Cook it when summer asks for it. The dish is the dish.
FAQ
QWhy is my gazpacho tasting flat?
Almost always one of two things. (1) Under-ripe tomatoes — gazpacho is uncooked, raw-blended; there's no heat to develop flavor. If your tomatoes are pale, hard, supermarket winter tomatoes, the soup will taste of nothing. The dish is a summer dish for a reason. Use August tomatoes only. (2) You skipped the bread — most American recipes leave the soaked stale bread out, treating gazpacho as a tomato puree. The bread is what carries the olive oil emulsion, gives the soup body and creamy mouthfeel, and develops the deep pale color that signals real gazpacho. Without the bread you have raw vegetable juice.
QCan I use red wine vinegar instead of sherry vinegar?

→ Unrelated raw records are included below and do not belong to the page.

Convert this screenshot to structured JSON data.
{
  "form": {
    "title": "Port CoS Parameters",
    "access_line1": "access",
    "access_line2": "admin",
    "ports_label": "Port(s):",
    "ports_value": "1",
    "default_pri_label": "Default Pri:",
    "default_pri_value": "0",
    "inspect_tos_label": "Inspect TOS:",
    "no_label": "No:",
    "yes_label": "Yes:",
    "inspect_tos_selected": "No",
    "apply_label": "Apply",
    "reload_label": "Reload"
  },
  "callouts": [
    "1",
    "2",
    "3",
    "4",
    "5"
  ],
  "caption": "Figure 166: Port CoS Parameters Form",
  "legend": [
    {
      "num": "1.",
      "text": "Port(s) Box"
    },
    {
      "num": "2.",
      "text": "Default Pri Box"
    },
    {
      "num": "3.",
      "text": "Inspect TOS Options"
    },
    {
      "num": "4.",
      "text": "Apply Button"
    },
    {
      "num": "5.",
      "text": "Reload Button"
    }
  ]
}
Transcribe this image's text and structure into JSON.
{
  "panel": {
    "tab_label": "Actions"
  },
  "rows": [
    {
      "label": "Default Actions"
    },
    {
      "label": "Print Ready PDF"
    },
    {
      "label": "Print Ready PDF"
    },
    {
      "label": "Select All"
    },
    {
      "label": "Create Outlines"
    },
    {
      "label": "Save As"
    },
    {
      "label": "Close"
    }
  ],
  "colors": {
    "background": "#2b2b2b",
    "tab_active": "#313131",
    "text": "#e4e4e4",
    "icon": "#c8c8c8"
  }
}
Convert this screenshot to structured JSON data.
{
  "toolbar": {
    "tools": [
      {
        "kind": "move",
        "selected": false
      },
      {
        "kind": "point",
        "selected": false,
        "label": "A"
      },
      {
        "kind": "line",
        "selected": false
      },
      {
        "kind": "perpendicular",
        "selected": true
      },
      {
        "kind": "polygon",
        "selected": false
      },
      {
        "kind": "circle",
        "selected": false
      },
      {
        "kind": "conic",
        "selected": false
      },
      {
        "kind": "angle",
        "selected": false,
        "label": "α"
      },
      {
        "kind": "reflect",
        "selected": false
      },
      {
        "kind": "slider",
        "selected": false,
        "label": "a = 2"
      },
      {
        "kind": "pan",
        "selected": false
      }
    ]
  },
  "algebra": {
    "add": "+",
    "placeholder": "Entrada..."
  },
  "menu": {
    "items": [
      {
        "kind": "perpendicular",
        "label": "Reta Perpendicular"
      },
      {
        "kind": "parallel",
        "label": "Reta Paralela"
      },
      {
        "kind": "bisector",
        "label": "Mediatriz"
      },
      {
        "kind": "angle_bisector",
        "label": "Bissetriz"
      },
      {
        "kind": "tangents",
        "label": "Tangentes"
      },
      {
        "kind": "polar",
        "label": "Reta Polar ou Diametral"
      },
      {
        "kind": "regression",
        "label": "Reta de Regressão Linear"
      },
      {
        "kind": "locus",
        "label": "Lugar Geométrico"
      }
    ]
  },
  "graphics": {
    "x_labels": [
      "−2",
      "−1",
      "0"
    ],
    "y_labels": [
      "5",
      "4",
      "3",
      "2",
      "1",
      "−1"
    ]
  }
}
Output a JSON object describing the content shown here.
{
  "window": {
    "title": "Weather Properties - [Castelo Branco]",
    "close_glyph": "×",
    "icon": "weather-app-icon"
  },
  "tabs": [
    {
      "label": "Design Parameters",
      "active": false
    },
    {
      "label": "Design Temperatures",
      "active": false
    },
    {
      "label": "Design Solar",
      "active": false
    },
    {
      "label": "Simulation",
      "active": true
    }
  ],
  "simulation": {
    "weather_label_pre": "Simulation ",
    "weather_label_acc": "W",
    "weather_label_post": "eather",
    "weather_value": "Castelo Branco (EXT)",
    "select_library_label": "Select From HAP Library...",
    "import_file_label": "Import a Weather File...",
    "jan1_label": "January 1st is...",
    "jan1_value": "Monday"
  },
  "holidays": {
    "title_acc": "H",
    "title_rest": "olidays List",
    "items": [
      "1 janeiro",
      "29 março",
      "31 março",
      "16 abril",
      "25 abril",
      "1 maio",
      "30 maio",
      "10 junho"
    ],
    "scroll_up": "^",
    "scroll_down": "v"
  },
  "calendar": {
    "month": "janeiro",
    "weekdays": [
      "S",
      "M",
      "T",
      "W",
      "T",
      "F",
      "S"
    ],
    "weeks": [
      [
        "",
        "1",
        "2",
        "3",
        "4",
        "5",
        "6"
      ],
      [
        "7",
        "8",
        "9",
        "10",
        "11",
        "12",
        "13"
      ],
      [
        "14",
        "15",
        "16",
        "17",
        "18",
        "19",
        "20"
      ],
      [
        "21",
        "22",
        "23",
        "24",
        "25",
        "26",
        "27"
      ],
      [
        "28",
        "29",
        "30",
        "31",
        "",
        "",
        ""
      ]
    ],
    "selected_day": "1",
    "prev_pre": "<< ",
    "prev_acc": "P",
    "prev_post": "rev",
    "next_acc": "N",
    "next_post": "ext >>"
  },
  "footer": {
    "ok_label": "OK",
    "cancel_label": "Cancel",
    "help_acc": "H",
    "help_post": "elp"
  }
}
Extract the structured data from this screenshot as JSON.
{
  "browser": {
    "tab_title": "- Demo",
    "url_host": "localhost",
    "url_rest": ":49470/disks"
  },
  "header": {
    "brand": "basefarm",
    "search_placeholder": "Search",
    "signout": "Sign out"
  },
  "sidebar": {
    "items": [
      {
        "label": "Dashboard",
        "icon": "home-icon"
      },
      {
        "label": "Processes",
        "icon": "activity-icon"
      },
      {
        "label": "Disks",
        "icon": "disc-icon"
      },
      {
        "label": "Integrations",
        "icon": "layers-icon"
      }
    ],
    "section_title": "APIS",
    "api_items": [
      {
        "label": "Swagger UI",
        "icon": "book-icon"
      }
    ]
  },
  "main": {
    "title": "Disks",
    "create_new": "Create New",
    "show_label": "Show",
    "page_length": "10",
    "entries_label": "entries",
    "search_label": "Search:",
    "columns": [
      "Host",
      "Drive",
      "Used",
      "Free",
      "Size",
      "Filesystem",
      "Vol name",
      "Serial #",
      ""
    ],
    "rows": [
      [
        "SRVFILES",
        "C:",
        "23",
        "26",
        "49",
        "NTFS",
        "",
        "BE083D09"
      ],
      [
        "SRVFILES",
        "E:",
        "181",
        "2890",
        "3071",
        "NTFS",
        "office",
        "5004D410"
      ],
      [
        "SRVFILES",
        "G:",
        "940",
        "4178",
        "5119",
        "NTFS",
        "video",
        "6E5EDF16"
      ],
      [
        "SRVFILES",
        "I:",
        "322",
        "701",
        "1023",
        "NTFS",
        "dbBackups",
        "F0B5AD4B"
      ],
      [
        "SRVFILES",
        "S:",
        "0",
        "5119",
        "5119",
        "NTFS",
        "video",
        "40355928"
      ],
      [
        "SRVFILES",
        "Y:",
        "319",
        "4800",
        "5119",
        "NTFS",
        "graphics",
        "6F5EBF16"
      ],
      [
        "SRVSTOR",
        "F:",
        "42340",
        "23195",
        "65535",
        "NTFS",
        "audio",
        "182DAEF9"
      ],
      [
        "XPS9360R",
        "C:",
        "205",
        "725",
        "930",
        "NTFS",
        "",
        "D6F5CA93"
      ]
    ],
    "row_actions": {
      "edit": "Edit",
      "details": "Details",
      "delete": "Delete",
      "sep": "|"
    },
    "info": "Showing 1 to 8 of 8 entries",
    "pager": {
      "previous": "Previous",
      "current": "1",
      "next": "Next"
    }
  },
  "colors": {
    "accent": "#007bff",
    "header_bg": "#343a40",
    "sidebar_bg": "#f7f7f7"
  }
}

No, and this is the change that most strongly ruins the dish. Sherry vinegar (vinagre de Jerez) has an aged, woody, slightly nutty profile that integrates with the tomato and bread into a single harmonious flavor. Red wine vinegar is bright and acidic without the depth — the soup ends up tasting of vinegar-and-tomato instead of gazpacho. Balsamic is even worse (the sweetness fights everything). Aged sherry vinegar is available at any reasonable grocery store in the international or Spanish section. The dish is not gazpacho without it.
QDo I have to peel the tomatoes?
Not absolutely, but it makes a noticeable difference. Tomato skin contains compounds that read as bitter and grainy when blended raw and served cold. A high-speed blender will pulverize the skin but never dissolve it — you end up with tiny fragments that catch on the tongue. Peeling adds 10 minutes and removes that small textural defect. For an everyday gazpacho with very thin-skinned tomatoes, you can skip it. For a special occasion, peel.
QWhy does the gazpacho turn pale pink-orange instead of red?
Because the bread is emulsifying with the olive oil and the tomato juice into a stable suspension — exactly like mayonnaise. The pale pink-orange (sometimes called *salmon* color in Spain) is the visual marker that the emulsion has formed. A red, watery soup means the bread was omitted, the blender didn't run long enough, or the oil was dumped in too fast. The color change from red-and-watery to pale-and-creamy happens around the 60-90 second mark of high-speed blending, while the olive oil is being streamed in. Watch for it; it's the indicator.
QCan I make gazpacho the day before?
Yes, and you should. Gazpacho actually improves with a night in the fridge — the flavors integrate, the rough edges smooth, the raw garlic mellows. Make it the morning of, or the night before, and let it sit covered in the fridge. Just before serving, taste cold and adjust salt and vinegar (cold dulls both, you'll likely need slightly more). The croutons and the diced garnish should be added the moment of serving — they go soggy quickly in the cold soup.